Kündigung in Massen statt Streik?

Ver.di setzt auf neue 
Strategien im Kampf um mehr Pflegepersonal

  • Nelli Tügel
  • Lesedauer: 3 Min.

Aufregung im Saarland: Die Gewerkschaft ver.di denkt dort laut über Massenkündigungen nach, um Krankenhausbetreibern einen Tarifvertrag für mehr Personal abzutrotzen. Ver.di-Sekretär Michael Quetting erläutert gegenüber »nd« die Idee: »Mindestens 3000 von den 5000 Beschäftigten der saarländischen Kliniken würden ihre Kündigung zu einem ›Tag X‹ bei einem Notar hinterlegen.« Das Drohszenario soll die Arbeitgeber in die Knie zwingen, denn: Kündigen viele Beschäftigte zeitgleich, tritt unmittelbar ein akuter Notstand ein.

Der Vorschlag geht auf einen Lohnkonflikt aus Finnland zurück, bei dem im Jahr 2007 das Drohen mit Massenkündigungen von Pflegekräften erfolgreich angewandt wurde. 20 Prozent mehr Lohn setzte die Gewerkschaft »Tehy« so durch.

Allerdings – betont Quetting – sei die Idee eine unter vielen. Es gehe darum, verschiedene Kampfstrategien auf ihre Tauglichkeit hin zu prüfen. Am Ende müssten die Kollegen selbst entscheiden. Ver.di strebt im Saarland für alle Krankenhäuser einen Tarifabschluss zur Entlastung an, ähnlich wie an der Berliner Charité. Dort konnte mit Hilfe eines unbefristeten Streiks im Juni 2015 ein Tarifvertrag für mehr Personal erreicht werden – bundesweit der erste seiner Art.

Seit Monaten wird im Saarland also an der Streikfähigkeit in den Krankenhäusern gearbeitet. Zwar existieren auch dort bereits Erfahrungen, beispielsweise aus dem Jahr 2006, als am Homburger Uniklinikum 111 Tage Ausstand herrschte. Mit einem breiten Pflegestreik, der die kirchlichen Häuser mit einbezieht, – ein erklärtes Ziel der Gewerkschaft – betritt ver.di hingegen Neuland.

Der erste Testlauf am 21. April im Rahmen der TVöD-Runde brachte eine unerwartete Eskalation mit sich. Die Klinikleitungen verweigerten zum Großteil, die von ver.di angebotene Streik-Notdienstvereinbarung anzunehmen. Diese sollte die Versorgung sichern, aber auch Betten- und Stationsschließungen ermöglichen. An der Charité hat sich das in der Vergangenheit bewährt. Bei den Streiks in der TVöD-Runde wurde die Vereinbarung jedoch – nicht nur im Saarland – von Arbeitgebern abgelehnt. Wohl, damit sich Streiks à la Charité nicht weiter ausbreiten. Klinikarbeitskämpfe, die auch ökonomischen Druck erzeugen, werden so deutlich erschwert. Wenn Betten weiter belegt werden, lassen Pflegekräfte ihre Patienten nicht allein.

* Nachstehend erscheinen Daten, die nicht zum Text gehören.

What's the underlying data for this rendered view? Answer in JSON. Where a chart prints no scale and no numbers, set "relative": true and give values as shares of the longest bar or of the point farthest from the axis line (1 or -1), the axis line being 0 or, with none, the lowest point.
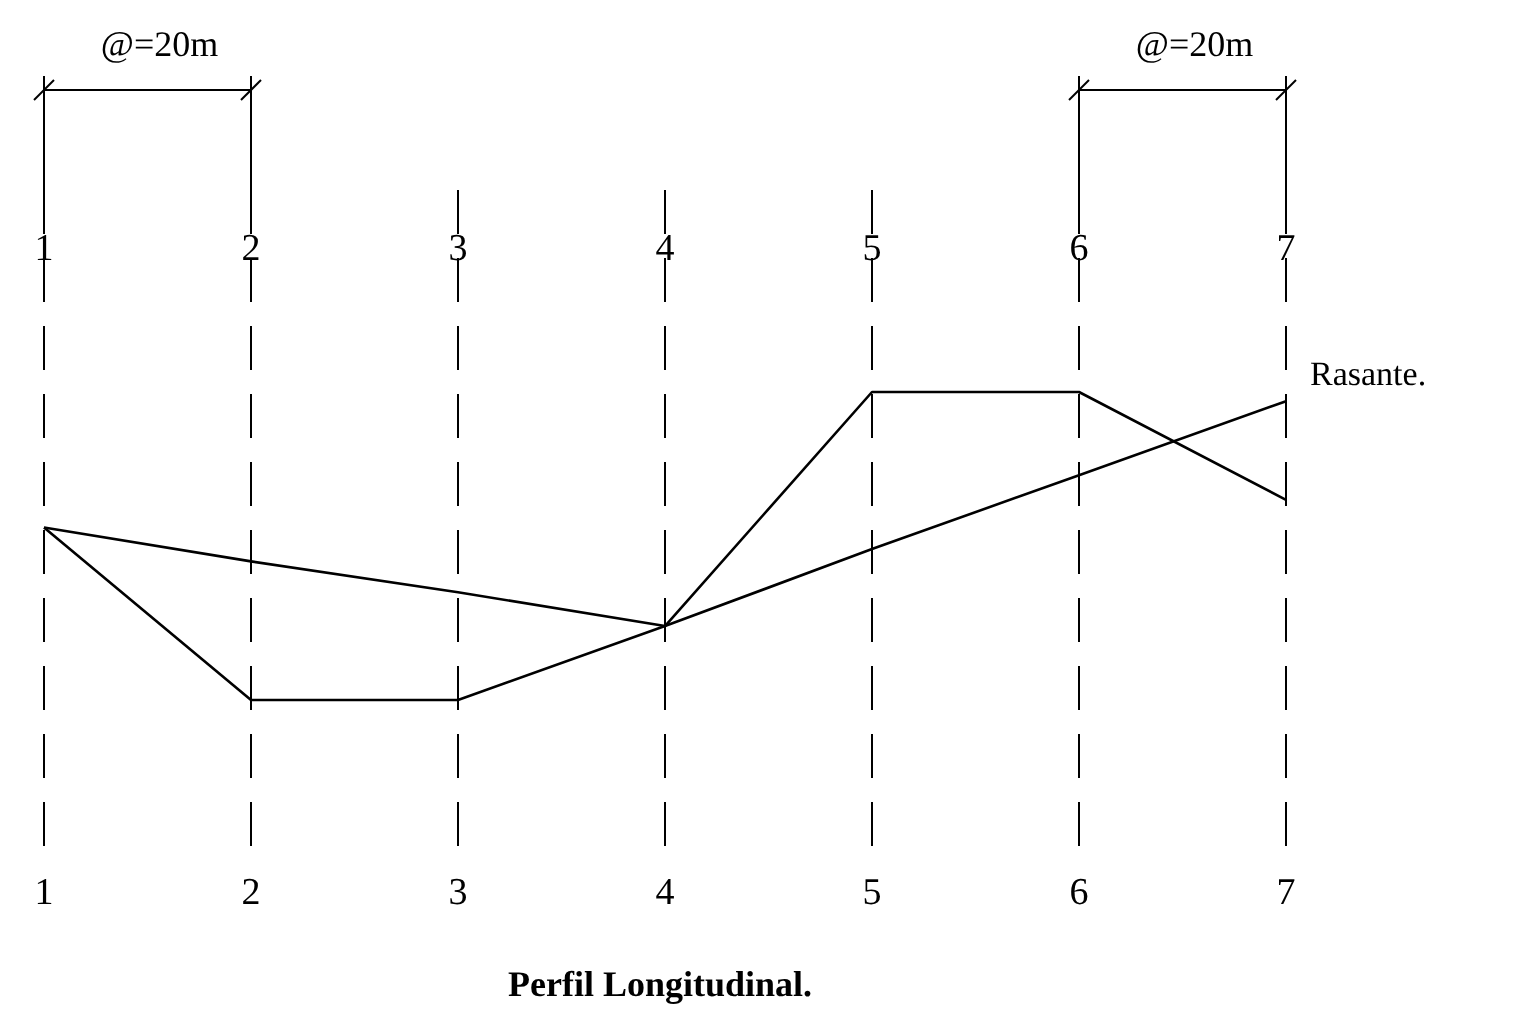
{
  "chart_data": {
    "type": "line",
    "title": "Perfil Longitudinal.",
    "categories": [
      "1",
      "2",
      "3",
      "4",
      "5",
      "6",
      "7"
    ],
    "relative": true,
    "grid": "x",
    "line_style": "solid",
    "marker": "none",
    "series": [
      {
        "color": "#000000",
        "values": [
          0.56,
          0,
          0,
          0.24,
          1,
          1,
          0.65
        ]
      },
      {
        "name": "Rasante.",
        "color": "#000000",
        "values": [
          0.56,
          0.45,
          0.35,
          0.24,
          0.49,
          0.73,
          0.97
        ]
      }
    ],
    "annotations": [
      "@=20m",
      "@=20m"
    ]
  }
}
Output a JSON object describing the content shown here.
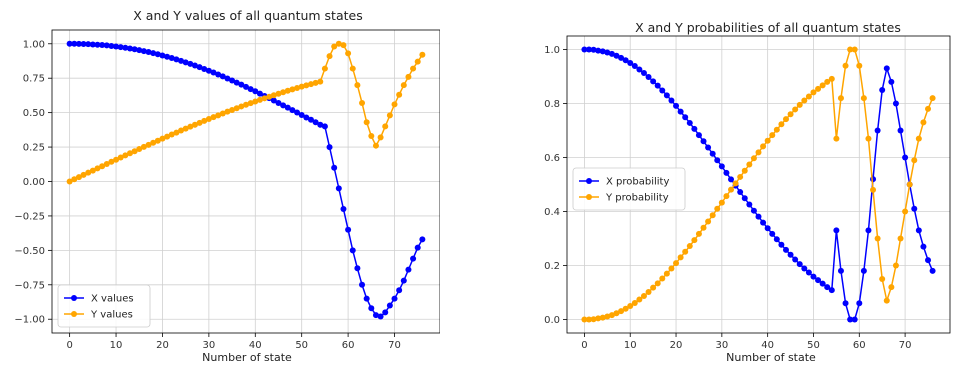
{
  "chart_data": [
    {
      "type": "line",
      "title": "X and Y values of all quantum states",
      "xlabel": "Number of state",
      "ylabel": "",
      "xlim": [
        -3.8,
        79.8
      ],
      "ylim": [
        -1.1,
        1.1
      ],
      "xticks": [
        0,
        10,
        20,
        30,
        40,
        50,
        60,
        70
      ],
      "yticks": [
        1.0,
        0.75,
        0.5,
        0.25,
        0.0,
        -0.25,
        -0.5,
        -0.75,
        -1.0
      ],
      "ytick_labels": [
        "1.00",
        "0.75",
        "0.50",
        "0.25",
        "0.00",
        "−0.25",
        "−0.50",
        "−0.75",
        "−1.00"
      ],
      "grid": true,
      "legend": "lower-left",
      "x": [
        0,
        1,
        2,
        3,
        4,
        5,
        6,
        7,
        8,
        9,
        10,
        11,
        12,
        13,
        14,
        15,
        16,
        17,
        18,
        19,
        20,
        21,
        22,
        23,
        24,
        25,
        26,
        27,
        28,
        29,
        30,
        31,
        32,
        33,
        34,
        35,
        36,
        37,
        38,
        39,
        40,
        41,
        42,
        43,
        44,
        45,
        46,
        47,
        48,
        49,
        50,
        51,
        52,
        53,
        54,
        55,
        56,
        57,
        58,
        59,
        60,
        61,
        62,
        63,
        64,
        65,
        66,
        67,
        68,
        69,
        70,
        71,
        72,
        73,
        74,
        75,
        76
      ],
      "series": [
        {
          "name": "X values",
          "color": "#0000ff",
          "values": [
            1.0,
            1.0,
            0.999,
            0.998,
            0.997,
            0.995,
            0.993,
            0.991,
            0.988,
            0.984,
            0.98,
            0.976,
            0.971,
            0.966,
            0.96,
            0.954,
            0.947,
            0.94,
            0.932,
            0.924,
            0.915,
            0.906,
            0.897,
            0.887,
            0.876,
            0.865,
            0.854,
            0.842,
            0.83,
            0.817,
            0.804,
            0.791,
            0.777,
            0.763,
            0.748,
            0.733,
            0.718,
            0.703,
            0.687,
            0.671,
            0.655,
            0.638,
            0.621,
            0.605,
            0.588,
            0.57,
            0.553,
            0.536,
            0.518,
            0.501,
            0.483,
            0.465,
            0.448,
            0.43,
            0.412,
            0.4,
            0.25,
            0.1,
            -0.05,
            -0.2,
            -0.35,
            -0.5,
            -0.63,
            -0.75,
            -0.85,
            -0.92,
            -0.97,
            -0.98,
            -0.95,
            -0.9,
            -0.85,
            -0.79,
            -0.72,
            -0.64,
            -0.56,
            -0.48,
            -0.42
          ]
        },
        {
          "name": "Y values",
          "color": "#ffa500",
          "values": [
            0.0,
            0.016,
            0.032,
            0.048,
            0.064,
            0.079,
            0.095,
            0.111,
            0.127,
            0.143,
            0.158,
            0.174,
            0.19,
            0.205,
            0.22,
            0.236,
            0.251,
            0.266,
            0.281,
            0.296,
            0.311,
            0.326,
            0.341,
            0.355,
            0.37,
            0.384,
            0.398,
            0.412,
            0.426,
            0.44,
            0.454,
            0.467,
            0.48,
            0.494,
            0.507,
            0.519,
            0.532,
            0.545,
            0.557,
            0.569,
            0.581,
            0.593,
            0.604,
            0.615,
            0.626,
            0.637,
            0.648,
            0.659,
            0.669,
            0.679,
            0.689,
            0.698,
            0.707,
            0.716,
            0.725,
            0.82,
            0.91,
            0.98,
            1.0,
            0.99,
            0.93,
            0.82,
            0.7,
            0.57,
            0.43,
            0.33,
            0.26,
            0.32,
            0.4,
            0.48,
            0.56,
            0.63,
            0.7,
            0.76,
            0.82,
            0.87,
            0.92
          ]
        }
      ]
    },
    {
      "type": "line",
      "title": "X and Y probabilities of all quantum states",
      "xlabel": "Number of state",
      "ylabel": "",
      "xlim": [
        -3.8,
        79.8
      ],
      "ylim": [
        -0.05,
        1.05
      ],
      "xticks": [
        0,
        10,
        20,
        30,
        40,
        50,
        60,
        70
      ],
      "yticks": [
        1.0,
        0.8,
        0.6,
        0.4,
        0.2,
        0.0
      ],
      "ytick_labels": [
        "1.0",
        "0.8",
        "0.6",
        "0.4",
        "0.2",
        "0.0"
      ],
      "grid": true,
      "legend": "center-left",
      "x": [
        0,
        1,
        2,
        3,
        4,
        5,
        6,
        7,
        8,
        9,
        10,
        11,
        12,
        13,
        14,
        15,
        16,
        17,
        18,
        19,
        20,
        21,
        22,
        23,
        24,
        25,
        26,
        27,
        28,
        29,
        30,
        31,
        32,
        33,
        34,
        35,
        36,
        37,
        38,
        39,
        40,
        41,
        42,
        43,
        44,
        45,
        46,
        47,
        48,
        49,
        50,
        51,
        52,
        53,
        54,
        55,
        56,
        57,
        58,
        59,
        60,
        61,
        62,
        63,
        64,
        65,
        66,
        67,
        68,
        69,
        70,
        71,
        72,
        73,
        74,
        75,
        76
      ],
      "series": [
        {
          "name": "X probability",
          "color": "#0000ff",
          "values": [
            1.0,
            1.0,
            0.999,
            0.996,
            0.993,
            0.989,
            0.984,
            0.977,
            0.969,
            0.96,
            0.95,
            0.939,
            0.926,
            0.913,
            0.898,
            0.882,
            0.866,
            0.848,
            0.83,
            0.811,
            0.791,
            0.77,
            0.749,
            0.728,
            0.706,
            0.683,
            0.66,
            0.637,
            0.614,
            0.59,
            0.567,
            0.543,
            0.519,
            0.496,
            0.472,
            0.449,
            0.426,
            0.403,
            0.381,
            0.359,
            0.338,
            0.317,
            0.297,
            0.277,
            0.258,
            0.24,
            0.222,
            0.205,
            0.189,
            0.174,
            0.159,
            0.146,
            0.133,
            0.12,
            0.109,
            0.33,
            0.18,
            0.06,
            0.0,
            0.0,
            0.06,
            0.18,
            0.33,
            0.52,
            0.7,
            0.85,
            0.93,
            0.88,
            0.8,
            0.7,
            0.6,
            0.5,
            0.41,
            0.33,
            0.27,
            0.22,
            0.18
          ]
        },
        {
          "name": "Y probability",
          "color": "#ffa500",
          "values": [
            0.0,
            0.0,
            0.001,
            0.004,
            0.007,
            0.011,
            0.016,
            0.023,
            0.031,
            0.04,
            0.05,
            0.061,
            0.074,
            0.087,
            0.102,
            0.118,
            0.134,
            0.152,
            0.17,
            0.189,
            0.209,
            0.23,
            0.251,
            0.272,
            0.294,
            0.317,
            0.34,
            0.363,
            0.386,
            0.41,
            0.433,
            0.457,
            0.481,
            0.504,
            0.528,
            0.551,
            0.574,
            0.597,
            0.619,
            0.641,
            0.662,
            0.683,
            0.703,
            0.723,
            0.742,
            0.76,
            0.778,
            0.795,
            0.811,
            0.826,
            0.841,
            0.854,
            0.867,
            0.88,
            0.891,
            0.67,
            0.82,
            0.94,
            1.0,
            1.0,
            0.94,
            0.82,
            0.67,
            0.48,
            0.3,
            0.15,
            0.07,
            0.12,
            0.2,
            0.3,
            0.4,
            0.5,
            0.59,
            0.67,
            0.73,
            0.78,
            0.82
          ]
        }
      ]
    }
  ]
}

Daher ist nun im Saarland eine Debatte darüber entbrannt, wie die Auseinandersetzung weitergeführt werden kann. Am Mittwoch trafen sich Aktive aus vielen saarländischen Krankenhäusern zu einem Ratschlag. Beschlossen wurde, eine »Schleife zu drehen«, sich also Zeit für Gespräche zu nehmen. So sollen die kirchlichen Häuser ins Boot der Entlastungsbewegung geholt und die Diskussionen über die weitere Kampfstrategie breit geführt werden. Die Taktik Massenkündigung wurde bei dem Ratschlag als eine von mehreren auszulotenden Möglichkeiten präsentiert.

Die ver.di-Bundesführung reagierte auf den Vorstoß aus dem Südwesten zurückhaltend. »Wir prüfen das. Unser grundsätzliches Ziel ist eine bundesweit einheitliche Regelung zur Personalbemessung. Jetzt müssen wir uns genau ansehen, welche rechtlichen Konsequenzen das hätte und ob eine Strategie, die ein hohes wirtschaftliches Risiko für den Einzelnen birgt, gangbar ist«, sagte ver.di-Sprecher Jan Jurczyk gegenüber »nd«.